One last-minute problem is that Iran’s stockpile of enriched uranium has grown 20 per cent during the past 18 months of negotiations. Whether this has been a deliberate move in case negotiations fail, or is due to technical problems converting it to fuel rods for nuclear power, is unclear. It will add to the complexity of implementing a deal to severely limit Iran’s uranium enrichment program well below a weaponisation threshold, but is not regarded as insurmountable.

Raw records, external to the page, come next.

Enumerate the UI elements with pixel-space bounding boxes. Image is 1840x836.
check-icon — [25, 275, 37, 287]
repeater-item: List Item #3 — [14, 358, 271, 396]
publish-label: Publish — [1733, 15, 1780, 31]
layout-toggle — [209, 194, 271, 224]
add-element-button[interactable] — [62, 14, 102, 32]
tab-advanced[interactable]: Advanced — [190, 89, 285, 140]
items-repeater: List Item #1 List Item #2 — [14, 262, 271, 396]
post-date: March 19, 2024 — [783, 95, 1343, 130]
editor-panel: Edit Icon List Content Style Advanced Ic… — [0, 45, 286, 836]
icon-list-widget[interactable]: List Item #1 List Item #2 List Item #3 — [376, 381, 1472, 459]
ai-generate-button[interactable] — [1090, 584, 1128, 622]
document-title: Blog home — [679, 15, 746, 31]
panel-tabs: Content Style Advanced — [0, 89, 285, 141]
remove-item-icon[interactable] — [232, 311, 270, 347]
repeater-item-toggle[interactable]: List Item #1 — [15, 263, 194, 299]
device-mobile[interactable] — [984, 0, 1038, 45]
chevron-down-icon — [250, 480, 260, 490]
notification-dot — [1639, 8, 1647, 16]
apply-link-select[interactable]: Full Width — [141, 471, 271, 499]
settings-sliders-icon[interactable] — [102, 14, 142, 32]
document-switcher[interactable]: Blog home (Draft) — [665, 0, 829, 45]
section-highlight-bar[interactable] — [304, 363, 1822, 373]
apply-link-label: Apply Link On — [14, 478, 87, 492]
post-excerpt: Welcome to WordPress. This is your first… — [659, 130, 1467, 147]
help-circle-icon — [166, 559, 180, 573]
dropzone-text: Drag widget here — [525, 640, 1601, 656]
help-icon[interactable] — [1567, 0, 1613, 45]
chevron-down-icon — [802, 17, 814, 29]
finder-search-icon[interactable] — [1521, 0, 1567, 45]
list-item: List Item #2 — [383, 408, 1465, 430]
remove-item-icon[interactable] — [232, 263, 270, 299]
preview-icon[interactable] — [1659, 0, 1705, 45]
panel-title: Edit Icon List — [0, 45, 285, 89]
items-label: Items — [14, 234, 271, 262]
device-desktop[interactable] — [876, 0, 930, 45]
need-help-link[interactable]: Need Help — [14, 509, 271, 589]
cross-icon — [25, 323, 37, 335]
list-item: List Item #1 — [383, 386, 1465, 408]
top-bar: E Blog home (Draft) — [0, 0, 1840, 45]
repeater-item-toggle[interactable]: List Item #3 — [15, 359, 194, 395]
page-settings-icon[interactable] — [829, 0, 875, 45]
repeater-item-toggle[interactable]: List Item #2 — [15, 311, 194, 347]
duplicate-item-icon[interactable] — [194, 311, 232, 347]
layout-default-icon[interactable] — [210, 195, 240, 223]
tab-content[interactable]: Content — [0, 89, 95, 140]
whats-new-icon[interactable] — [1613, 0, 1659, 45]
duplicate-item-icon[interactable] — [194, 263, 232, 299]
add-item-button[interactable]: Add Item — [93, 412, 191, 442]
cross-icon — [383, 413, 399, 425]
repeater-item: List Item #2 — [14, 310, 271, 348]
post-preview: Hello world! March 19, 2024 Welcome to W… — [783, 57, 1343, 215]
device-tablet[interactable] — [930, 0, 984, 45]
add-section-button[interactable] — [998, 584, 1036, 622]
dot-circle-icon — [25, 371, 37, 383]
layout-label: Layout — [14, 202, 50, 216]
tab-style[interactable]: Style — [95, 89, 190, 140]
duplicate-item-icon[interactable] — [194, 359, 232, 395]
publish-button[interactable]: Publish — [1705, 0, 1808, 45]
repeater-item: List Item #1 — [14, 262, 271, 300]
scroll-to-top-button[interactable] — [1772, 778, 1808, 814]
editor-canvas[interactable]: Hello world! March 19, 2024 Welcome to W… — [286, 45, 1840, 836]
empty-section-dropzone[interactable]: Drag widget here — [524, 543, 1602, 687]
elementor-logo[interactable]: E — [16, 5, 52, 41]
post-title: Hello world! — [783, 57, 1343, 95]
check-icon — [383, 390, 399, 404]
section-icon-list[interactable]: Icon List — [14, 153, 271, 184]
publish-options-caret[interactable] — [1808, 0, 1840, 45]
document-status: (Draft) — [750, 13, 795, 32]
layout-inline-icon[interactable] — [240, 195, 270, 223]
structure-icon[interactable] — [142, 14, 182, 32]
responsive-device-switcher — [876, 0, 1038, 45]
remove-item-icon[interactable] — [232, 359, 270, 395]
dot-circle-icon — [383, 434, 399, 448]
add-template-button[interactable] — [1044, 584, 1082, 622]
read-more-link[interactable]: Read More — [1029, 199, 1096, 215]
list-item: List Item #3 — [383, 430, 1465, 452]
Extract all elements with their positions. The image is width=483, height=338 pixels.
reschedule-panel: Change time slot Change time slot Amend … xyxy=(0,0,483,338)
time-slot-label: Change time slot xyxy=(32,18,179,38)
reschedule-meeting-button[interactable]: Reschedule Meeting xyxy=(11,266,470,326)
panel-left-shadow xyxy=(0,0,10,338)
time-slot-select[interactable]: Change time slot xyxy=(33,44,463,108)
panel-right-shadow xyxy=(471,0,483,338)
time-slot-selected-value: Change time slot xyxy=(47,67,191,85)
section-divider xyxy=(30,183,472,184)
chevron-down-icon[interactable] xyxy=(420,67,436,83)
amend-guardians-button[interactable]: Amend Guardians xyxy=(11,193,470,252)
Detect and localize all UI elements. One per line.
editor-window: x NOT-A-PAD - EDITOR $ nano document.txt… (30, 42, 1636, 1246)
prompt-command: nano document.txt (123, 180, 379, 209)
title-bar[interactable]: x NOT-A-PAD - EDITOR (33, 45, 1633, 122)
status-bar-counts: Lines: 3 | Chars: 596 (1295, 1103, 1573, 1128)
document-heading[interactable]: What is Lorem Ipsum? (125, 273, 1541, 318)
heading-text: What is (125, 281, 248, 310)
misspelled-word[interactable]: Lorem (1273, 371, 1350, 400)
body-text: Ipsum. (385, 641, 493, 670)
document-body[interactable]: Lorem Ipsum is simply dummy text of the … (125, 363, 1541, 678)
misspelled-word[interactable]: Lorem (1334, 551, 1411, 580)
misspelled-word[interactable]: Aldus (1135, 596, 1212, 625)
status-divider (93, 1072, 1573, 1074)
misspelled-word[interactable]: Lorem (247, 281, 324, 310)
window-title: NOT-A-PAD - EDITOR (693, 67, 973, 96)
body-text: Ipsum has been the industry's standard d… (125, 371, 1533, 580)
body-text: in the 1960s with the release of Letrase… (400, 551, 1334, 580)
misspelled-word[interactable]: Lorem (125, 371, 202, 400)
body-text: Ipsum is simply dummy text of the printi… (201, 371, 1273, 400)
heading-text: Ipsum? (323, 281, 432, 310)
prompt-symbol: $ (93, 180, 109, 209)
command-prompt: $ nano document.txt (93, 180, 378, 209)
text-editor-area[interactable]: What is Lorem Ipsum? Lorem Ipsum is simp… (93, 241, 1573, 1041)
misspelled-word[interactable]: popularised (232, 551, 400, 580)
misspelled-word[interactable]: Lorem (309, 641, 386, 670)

Just how stubbornly governments like to nurse their enriched uranium is shown in an unlikely place: South Africa. The apartheid regime had pursued a covert nuclear weapons program, producing six bombs, before it was scrapped by the last white president, F. W. de Klerk, in 1989 ahead of the transition to majority rule. But 220 kilograms of highly enriched uranium, enough for several bombs, remain in a vault at the Pelindaba nuclear facility near Pretoria. Despite an attempted break-in by four armed men in 2007, which aroused fears of an al-Qaeda operation to acquire a mass-destruction weapon, the South African government still insists on keeping the stuff.
With Greece heading for default on the $US1.76 billion it owes the International Monetary Fund this month, the British government scheduling a referendum on European Union membership by 2017, Vladimir Putin massing his forces near Ukraine for a summer of fighting, and Finland testing a call-up of army reserves, the European experiment is looking a bit tattered at the edges.
All good for the Eurosceptics in British Prime Minister David Cameron’s team. Take former Tory cabinet minister Owen Paterson, who says a British exit from the EU would enable it to speak in world forums with its own voice, instead of as part of Europe. “But above all we would regalvanise the Anglosphere, at the international level working with allies, and regalvanise world free trade,” he says. Ah, the Anglosphere! Where have we heard that before?